Changes in calcification of coccoliths under stable atmospheric CO 2
The response of coccolithophore calcification to ocean acidification has been studied in culture experiments as well as in present and past oceans. The response, however, is different between species and strains, and for the relatively small carbonate chemistry changes observed in natural environments, a uniform response of the entire coccolithophore community has not been documented so far. Moreover, previous palaeo-studies basically focus on changes in coccolith weight due to increasing CO
2 and the resulting changes in the carbonate system, and only few studies focus on the influence of other environmental factors. In order to untangle changes in coccolithophore calcification due to environmental factors such as temperature and/or productivity from changes caused by increasing
2 and decreasing carbonate ion concentration, we here present a study on coccolith calcification from the Holocene North Atlantic Ocean. The pre-industrial Holocene, with its predominantly stable atmospheric CO
2, provides the conditions for such a comprehensive analysis. For an analysis on changes in major components of Holocene coccolithophores under natural conditions, the family Noelaerhabdaceae was selected, which constitutes the main part of the assemblage in the North Atlantic.
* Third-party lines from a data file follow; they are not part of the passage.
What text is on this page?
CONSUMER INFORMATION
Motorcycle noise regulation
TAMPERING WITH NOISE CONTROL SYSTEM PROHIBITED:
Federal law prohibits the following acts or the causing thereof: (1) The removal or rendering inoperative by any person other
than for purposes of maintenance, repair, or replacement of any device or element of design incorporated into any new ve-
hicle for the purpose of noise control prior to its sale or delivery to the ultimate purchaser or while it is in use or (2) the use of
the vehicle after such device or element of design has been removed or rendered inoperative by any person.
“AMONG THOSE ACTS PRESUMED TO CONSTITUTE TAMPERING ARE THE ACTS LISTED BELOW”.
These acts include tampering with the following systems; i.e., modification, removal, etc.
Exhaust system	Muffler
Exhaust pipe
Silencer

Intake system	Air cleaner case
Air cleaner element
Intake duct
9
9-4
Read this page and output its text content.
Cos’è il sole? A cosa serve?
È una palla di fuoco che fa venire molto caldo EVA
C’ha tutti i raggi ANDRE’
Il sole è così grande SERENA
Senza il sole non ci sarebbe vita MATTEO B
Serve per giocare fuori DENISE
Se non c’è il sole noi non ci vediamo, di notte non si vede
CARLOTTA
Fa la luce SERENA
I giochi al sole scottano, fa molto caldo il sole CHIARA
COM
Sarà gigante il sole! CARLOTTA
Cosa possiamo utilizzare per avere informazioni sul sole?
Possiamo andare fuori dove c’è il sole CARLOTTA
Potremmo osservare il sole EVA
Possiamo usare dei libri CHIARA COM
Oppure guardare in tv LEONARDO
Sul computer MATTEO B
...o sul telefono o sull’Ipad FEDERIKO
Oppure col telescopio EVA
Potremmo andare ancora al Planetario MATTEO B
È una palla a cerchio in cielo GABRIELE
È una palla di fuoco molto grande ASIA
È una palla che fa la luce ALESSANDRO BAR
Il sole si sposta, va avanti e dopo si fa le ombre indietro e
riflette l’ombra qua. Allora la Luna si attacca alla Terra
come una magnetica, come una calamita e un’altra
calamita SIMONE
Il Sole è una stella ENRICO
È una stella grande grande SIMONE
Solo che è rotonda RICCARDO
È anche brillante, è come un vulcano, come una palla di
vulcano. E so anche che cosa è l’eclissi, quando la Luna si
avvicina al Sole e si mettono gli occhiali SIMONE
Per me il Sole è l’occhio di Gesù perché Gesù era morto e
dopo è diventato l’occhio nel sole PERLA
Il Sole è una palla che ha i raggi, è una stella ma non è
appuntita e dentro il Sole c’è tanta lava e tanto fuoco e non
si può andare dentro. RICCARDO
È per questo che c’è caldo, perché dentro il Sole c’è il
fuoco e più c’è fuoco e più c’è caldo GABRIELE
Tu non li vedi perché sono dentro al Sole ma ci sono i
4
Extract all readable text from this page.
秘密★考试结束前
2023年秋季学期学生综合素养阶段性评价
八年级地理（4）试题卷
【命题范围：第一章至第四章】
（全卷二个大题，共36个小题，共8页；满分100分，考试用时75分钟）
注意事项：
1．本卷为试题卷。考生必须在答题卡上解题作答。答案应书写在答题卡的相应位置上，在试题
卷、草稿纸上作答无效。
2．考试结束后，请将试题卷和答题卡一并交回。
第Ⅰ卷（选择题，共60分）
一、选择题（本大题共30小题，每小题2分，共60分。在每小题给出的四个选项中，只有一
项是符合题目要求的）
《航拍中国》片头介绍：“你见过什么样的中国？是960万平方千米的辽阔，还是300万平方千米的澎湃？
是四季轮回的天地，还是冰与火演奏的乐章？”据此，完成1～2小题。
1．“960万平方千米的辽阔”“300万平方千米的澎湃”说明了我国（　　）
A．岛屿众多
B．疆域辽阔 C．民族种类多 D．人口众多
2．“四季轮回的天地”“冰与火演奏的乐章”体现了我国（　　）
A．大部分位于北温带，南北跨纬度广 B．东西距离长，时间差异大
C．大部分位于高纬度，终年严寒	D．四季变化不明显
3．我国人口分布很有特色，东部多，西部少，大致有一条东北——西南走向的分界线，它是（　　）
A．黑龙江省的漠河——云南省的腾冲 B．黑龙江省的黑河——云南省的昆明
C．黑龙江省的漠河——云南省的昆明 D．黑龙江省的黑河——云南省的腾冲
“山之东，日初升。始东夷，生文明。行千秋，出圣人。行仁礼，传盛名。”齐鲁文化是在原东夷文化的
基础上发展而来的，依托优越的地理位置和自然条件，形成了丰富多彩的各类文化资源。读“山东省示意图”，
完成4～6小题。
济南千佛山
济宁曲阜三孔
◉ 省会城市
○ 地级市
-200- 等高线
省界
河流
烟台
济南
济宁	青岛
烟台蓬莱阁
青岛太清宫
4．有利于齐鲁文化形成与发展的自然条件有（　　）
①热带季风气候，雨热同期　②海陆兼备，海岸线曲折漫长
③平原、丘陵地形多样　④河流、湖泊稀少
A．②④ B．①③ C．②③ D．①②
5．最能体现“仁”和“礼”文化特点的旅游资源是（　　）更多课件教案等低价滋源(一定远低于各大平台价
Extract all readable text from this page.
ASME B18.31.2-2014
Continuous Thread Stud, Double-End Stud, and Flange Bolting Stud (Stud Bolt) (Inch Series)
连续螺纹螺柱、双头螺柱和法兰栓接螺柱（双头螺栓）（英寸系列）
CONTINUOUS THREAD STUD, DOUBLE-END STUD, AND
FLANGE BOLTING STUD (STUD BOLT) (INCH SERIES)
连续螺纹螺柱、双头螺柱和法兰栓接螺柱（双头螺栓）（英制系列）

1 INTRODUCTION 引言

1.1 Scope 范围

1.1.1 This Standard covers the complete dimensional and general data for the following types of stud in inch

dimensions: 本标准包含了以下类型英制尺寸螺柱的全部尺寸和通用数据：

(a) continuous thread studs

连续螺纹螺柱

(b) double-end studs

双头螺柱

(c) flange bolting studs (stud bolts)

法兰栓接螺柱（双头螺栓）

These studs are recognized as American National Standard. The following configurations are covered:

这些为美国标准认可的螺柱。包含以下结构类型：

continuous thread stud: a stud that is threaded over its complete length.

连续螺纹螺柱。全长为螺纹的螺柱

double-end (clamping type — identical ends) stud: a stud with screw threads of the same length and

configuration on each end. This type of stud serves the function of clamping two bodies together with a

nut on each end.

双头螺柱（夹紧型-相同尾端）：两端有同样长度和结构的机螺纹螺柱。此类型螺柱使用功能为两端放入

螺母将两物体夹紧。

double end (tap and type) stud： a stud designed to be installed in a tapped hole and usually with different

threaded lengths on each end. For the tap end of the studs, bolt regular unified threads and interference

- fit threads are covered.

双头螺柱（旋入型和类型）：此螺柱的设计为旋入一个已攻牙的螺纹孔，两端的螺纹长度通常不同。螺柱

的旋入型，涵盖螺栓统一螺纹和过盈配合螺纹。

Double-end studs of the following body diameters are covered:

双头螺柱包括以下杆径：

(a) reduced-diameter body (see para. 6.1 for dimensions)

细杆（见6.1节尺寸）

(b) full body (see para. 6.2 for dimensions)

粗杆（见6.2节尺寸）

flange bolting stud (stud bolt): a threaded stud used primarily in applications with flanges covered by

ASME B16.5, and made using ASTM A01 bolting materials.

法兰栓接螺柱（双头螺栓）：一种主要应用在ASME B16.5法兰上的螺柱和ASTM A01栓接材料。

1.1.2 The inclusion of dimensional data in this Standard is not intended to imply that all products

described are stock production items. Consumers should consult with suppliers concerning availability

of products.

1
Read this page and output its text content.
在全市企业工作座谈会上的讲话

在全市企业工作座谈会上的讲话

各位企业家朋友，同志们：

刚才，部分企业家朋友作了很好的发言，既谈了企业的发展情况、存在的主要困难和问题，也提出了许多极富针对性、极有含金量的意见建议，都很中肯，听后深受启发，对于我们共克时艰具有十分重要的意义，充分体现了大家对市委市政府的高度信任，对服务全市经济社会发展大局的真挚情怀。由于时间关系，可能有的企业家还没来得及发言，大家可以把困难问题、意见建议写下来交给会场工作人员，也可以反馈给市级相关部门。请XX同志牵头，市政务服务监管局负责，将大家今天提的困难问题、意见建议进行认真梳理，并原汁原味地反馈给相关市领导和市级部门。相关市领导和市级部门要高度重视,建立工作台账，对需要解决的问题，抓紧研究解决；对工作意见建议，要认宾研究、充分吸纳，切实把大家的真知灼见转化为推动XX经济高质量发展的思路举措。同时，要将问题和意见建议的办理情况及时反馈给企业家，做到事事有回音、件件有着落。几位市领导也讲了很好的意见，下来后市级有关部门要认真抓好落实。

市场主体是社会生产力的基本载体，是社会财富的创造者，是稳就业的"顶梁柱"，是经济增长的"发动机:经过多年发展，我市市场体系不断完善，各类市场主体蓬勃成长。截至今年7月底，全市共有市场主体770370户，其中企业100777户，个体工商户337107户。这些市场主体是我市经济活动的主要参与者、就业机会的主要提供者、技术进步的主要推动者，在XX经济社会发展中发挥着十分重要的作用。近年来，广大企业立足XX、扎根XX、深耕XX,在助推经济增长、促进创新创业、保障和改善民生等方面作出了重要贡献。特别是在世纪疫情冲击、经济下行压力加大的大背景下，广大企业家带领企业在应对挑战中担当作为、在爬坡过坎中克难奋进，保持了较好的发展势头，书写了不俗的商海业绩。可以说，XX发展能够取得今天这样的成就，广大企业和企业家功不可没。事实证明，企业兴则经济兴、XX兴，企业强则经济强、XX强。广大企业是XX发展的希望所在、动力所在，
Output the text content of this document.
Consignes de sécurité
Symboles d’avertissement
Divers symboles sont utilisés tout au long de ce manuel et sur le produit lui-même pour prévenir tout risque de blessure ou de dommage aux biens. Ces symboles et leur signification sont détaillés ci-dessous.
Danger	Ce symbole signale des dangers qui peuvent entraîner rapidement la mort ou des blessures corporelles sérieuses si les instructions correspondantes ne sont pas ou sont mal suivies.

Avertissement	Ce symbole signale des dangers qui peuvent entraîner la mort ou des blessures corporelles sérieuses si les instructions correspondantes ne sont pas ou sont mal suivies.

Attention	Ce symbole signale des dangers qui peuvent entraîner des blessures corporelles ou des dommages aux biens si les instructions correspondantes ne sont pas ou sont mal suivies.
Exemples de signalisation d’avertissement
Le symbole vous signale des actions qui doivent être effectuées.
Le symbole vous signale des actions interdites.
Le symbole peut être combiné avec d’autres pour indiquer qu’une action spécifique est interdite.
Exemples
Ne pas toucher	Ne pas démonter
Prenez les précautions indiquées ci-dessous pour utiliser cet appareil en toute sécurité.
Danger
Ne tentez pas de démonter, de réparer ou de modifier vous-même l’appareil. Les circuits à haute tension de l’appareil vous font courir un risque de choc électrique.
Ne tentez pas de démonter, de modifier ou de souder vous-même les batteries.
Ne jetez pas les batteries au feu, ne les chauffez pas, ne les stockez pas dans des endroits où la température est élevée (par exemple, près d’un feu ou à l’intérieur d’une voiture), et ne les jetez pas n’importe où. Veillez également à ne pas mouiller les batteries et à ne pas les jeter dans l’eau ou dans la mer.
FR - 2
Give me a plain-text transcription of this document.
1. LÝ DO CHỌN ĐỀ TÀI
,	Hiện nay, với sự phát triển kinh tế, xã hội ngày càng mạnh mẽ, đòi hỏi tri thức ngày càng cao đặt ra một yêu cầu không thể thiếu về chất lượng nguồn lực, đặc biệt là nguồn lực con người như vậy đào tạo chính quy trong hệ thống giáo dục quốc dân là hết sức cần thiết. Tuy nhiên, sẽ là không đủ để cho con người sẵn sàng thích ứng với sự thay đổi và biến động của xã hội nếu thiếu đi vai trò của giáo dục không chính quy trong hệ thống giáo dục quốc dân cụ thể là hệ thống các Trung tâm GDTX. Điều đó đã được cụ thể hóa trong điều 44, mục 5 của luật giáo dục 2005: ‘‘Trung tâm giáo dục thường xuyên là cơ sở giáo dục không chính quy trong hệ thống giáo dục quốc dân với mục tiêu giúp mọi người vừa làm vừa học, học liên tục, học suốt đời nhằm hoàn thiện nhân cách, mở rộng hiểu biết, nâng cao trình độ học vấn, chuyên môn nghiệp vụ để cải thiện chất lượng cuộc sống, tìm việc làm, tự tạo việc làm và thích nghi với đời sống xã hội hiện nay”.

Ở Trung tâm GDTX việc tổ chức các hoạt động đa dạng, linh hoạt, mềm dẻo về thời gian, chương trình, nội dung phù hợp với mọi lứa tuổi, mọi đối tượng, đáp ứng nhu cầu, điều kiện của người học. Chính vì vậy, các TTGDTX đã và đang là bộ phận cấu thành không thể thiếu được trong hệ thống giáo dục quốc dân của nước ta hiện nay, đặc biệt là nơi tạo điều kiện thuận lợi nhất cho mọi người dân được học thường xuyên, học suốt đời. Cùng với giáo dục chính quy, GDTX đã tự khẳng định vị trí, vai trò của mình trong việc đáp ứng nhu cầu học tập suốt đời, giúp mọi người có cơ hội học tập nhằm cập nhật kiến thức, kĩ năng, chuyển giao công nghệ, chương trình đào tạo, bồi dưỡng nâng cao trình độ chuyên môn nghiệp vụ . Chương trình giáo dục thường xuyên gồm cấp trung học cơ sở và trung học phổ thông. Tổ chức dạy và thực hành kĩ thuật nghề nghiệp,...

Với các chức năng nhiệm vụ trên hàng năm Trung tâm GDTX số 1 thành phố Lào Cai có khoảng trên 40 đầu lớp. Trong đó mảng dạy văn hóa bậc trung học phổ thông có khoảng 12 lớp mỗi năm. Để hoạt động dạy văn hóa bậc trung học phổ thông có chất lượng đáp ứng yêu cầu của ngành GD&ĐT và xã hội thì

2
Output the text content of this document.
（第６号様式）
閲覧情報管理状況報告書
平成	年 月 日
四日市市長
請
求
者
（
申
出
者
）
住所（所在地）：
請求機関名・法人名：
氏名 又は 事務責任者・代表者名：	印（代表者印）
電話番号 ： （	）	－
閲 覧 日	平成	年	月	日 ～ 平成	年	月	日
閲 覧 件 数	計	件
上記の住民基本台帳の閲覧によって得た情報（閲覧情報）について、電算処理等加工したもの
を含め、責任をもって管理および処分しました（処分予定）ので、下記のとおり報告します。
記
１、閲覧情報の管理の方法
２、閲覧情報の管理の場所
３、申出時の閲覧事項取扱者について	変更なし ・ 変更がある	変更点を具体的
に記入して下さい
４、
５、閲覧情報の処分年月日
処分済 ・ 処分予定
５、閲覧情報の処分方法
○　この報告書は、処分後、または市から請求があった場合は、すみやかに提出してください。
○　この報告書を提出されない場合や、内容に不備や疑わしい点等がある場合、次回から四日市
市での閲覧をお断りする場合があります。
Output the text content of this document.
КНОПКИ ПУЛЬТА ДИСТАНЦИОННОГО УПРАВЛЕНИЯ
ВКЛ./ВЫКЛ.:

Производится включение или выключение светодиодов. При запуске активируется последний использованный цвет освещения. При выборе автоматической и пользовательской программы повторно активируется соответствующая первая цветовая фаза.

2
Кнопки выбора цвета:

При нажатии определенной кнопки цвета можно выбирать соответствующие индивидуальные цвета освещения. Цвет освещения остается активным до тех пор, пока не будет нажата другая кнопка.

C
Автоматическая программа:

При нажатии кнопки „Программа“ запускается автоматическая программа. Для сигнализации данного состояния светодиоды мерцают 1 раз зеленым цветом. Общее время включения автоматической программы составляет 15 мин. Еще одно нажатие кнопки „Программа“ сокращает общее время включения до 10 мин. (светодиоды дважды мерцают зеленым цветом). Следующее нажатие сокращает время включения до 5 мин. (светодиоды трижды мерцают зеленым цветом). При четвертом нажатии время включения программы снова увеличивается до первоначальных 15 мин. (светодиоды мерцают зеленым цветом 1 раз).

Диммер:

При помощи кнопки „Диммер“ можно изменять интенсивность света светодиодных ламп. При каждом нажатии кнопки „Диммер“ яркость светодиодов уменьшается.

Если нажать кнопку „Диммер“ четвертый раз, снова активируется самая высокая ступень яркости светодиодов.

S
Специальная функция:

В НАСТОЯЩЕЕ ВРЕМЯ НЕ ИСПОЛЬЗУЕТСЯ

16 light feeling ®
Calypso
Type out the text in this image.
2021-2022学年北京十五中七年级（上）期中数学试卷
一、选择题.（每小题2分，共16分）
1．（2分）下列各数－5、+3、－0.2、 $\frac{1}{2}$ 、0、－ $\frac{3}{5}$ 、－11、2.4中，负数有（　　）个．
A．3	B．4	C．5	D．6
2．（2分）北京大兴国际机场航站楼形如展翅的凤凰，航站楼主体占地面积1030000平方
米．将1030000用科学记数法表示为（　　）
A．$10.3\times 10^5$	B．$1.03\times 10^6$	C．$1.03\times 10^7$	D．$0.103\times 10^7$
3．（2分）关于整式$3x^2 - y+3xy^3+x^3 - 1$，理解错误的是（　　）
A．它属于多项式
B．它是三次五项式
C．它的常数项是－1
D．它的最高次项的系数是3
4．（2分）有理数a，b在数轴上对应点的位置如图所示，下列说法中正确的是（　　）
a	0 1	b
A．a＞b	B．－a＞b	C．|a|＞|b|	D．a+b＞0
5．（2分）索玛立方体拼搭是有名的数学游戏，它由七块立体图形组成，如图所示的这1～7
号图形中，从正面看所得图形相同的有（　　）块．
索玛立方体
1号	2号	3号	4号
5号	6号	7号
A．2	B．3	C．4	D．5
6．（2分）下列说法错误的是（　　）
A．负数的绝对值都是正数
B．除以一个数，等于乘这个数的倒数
Records of average coccolith weights from three Holocene sediment cores along a north–south transect in the North Atlantic were analysed. During the Holocene, mean weight (and therefore calcification) of Noelaerhabdaceae ( Emiliania huxleyi and Gephyrocapsa) coccoliths decreased at the Azores (Geofar KF 16) from around 7 to 6 pg, but increased at the Rockall Plateau (ODP site 980) from around 6 to 8 pg, and at the Vøring Plateau (MD08-3192) from 7 to 10 pg. The amplitude of average weight variability is within the range of glacial–interglacial changes that were interpreted to be an effect of decreasing carbonate ion concentration. By comparison with SEM assemblage counts, we show that weight changes are not only partly due to variations in the coccolithophore assemblage but also an effect of a change in calcification and/or morphotype variability within single species. Our results indicate that there is no single key factor responsible for the observed changes in coccolith weight. A major increase in coccolith weight occurs during a slight decrease in carbonate ion concentration in the late Holocene at the Rockall Plateau and Vøring Plateau. Here, more favourable productivity conditions apparently lead to an increase in coccolith weight, either due to the capability of coccolithophore species, especially E. huxleyi, to adapt to decreasing carbonate ion concentration or due to a shift towards heavier calcifying morphotypes.